There can be no doubt that we need a reform- and western-oriented government in Belgrade with broad public support which can carry the heavy burden of Kosovo status negotiations.

Norway supports the integration of Belgrade into the PfP-framework. A policy of isolation is risky. Reform-oriented forces must be seen to have our full support. I hope that conditions will be met so that we can all agree to invite both Belgrade and Sarajevo to join the PfP in Istanbul.

NATO- EU relations.

The Istanbul summit should demonstrate that the strategic partnership between NATO and the EU is a strong and dynamic partnership.

To us there are two basics: First of all, that the Alliance will remain our main organisation protecting the security of its members. And second; that the strategic NATO-EU partnership is by far the most important relationship the Alliance has established. These fundamental facts must guide us.

The Berlin Plus arrangements represent a breakthrough – and a very recent one. It happened less than a year ago. Our experience so far with these arrangements, stemming from Operation Concordia, is positive.

Now, we must solidify these arrangements. Their potential must be exploited.As the Secretary General has said; Berlin Plus is a bargain – for the EU and for NATO. It offers the best guarantee for an efficient use of scarce resources, avoiding confusion or competition.

Norway will – in this spirit - support an EU-led military operation, based on Berlin Plus, in Bosnia and Herzegovina when NATO decides to terminate SFOR. We will consider to participate in this operation in accordance with the Berlin Plus arrangements.

With regard to the important work now underway in the EU, let me emphasize the need to ensure mutual contact and liaison arrangements between the two organisations. Access and transparency are of key importance to the success of our strategic partnership.

Allow me also to raise the new armaments agency now being established by the EU. Norway is a long-standing and reliable partner in European armaments cooperation and I would ask EU-partners to ensure that we can continue to play our role fully.

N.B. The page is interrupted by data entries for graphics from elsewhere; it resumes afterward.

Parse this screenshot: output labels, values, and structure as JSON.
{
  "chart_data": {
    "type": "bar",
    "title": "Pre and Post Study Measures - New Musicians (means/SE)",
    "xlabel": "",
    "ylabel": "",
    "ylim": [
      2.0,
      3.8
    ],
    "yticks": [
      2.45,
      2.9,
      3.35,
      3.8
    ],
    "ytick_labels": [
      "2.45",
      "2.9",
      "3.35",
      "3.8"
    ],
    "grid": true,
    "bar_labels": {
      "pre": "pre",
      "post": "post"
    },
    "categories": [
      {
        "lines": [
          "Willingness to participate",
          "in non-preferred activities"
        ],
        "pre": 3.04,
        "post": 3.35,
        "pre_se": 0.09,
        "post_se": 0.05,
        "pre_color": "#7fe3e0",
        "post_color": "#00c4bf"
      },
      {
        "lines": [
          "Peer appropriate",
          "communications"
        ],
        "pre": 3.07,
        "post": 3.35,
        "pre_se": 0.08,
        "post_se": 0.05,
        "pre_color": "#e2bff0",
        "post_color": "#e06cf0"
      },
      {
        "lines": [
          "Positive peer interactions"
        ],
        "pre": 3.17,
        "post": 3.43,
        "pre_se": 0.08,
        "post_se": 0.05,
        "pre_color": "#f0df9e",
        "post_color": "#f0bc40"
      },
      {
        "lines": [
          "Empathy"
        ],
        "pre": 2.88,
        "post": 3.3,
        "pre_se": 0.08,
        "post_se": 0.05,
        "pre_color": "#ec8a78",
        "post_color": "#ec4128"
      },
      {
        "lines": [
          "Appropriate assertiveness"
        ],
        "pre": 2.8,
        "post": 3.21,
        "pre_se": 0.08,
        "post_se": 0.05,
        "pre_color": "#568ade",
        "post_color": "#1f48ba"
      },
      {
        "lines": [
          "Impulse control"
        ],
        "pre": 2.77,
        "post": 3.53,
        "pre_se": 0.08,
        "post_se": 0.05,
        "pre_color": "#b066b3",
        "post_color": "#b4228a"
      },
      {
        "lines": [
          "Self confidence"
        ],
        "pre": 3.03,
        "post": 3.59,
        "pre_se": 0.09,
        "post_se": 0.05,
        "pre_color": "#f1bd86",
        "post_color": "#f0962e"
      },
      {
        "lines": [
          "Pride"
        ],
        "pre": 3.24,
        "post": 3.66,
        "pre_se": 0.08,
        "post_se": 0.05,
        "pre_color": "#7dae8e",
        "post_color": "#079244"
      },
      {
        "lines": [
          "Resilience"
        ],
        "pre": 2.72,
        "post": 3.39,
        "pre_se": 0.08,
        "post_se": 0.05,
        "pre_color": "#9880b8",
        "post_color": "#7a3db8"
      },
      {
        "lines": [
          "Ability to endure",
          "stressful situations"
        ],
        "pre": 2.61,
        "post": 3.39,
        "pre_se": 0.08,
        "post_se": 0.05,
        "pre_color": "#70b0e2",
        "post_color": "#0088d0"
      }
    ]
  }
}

The Mediterranean dialogue and beyond.

We favor a deepening of the dialogue with Mediterranean partners. It would be wise to move forward step by step and first concentrate on deepening our co-operations with existing partners.

The Istanbul summit represents an opportunity to give a wider and convincing message of partnership. It should be a message of building bridges between ethnic groups, between religions and civilisations; an inclusive message. And no venue is better suited than Istanbul for such a message.

The challenges of the Middle East are not primarily of a military nature. Nevertheless, working together with other international organisation, NATO can play a constructive part.

It is of crucial importance to reinvigorate the peace efforts between the Palestinians and Israel. The vision of a two state solution is not coming closer – it is becoming more distant due to developments on the ground.

This trend must be reversed. If not, an important source for extremism will remain. This will continue to undermine other efforts we may make at overcoming divisions and combating new threats.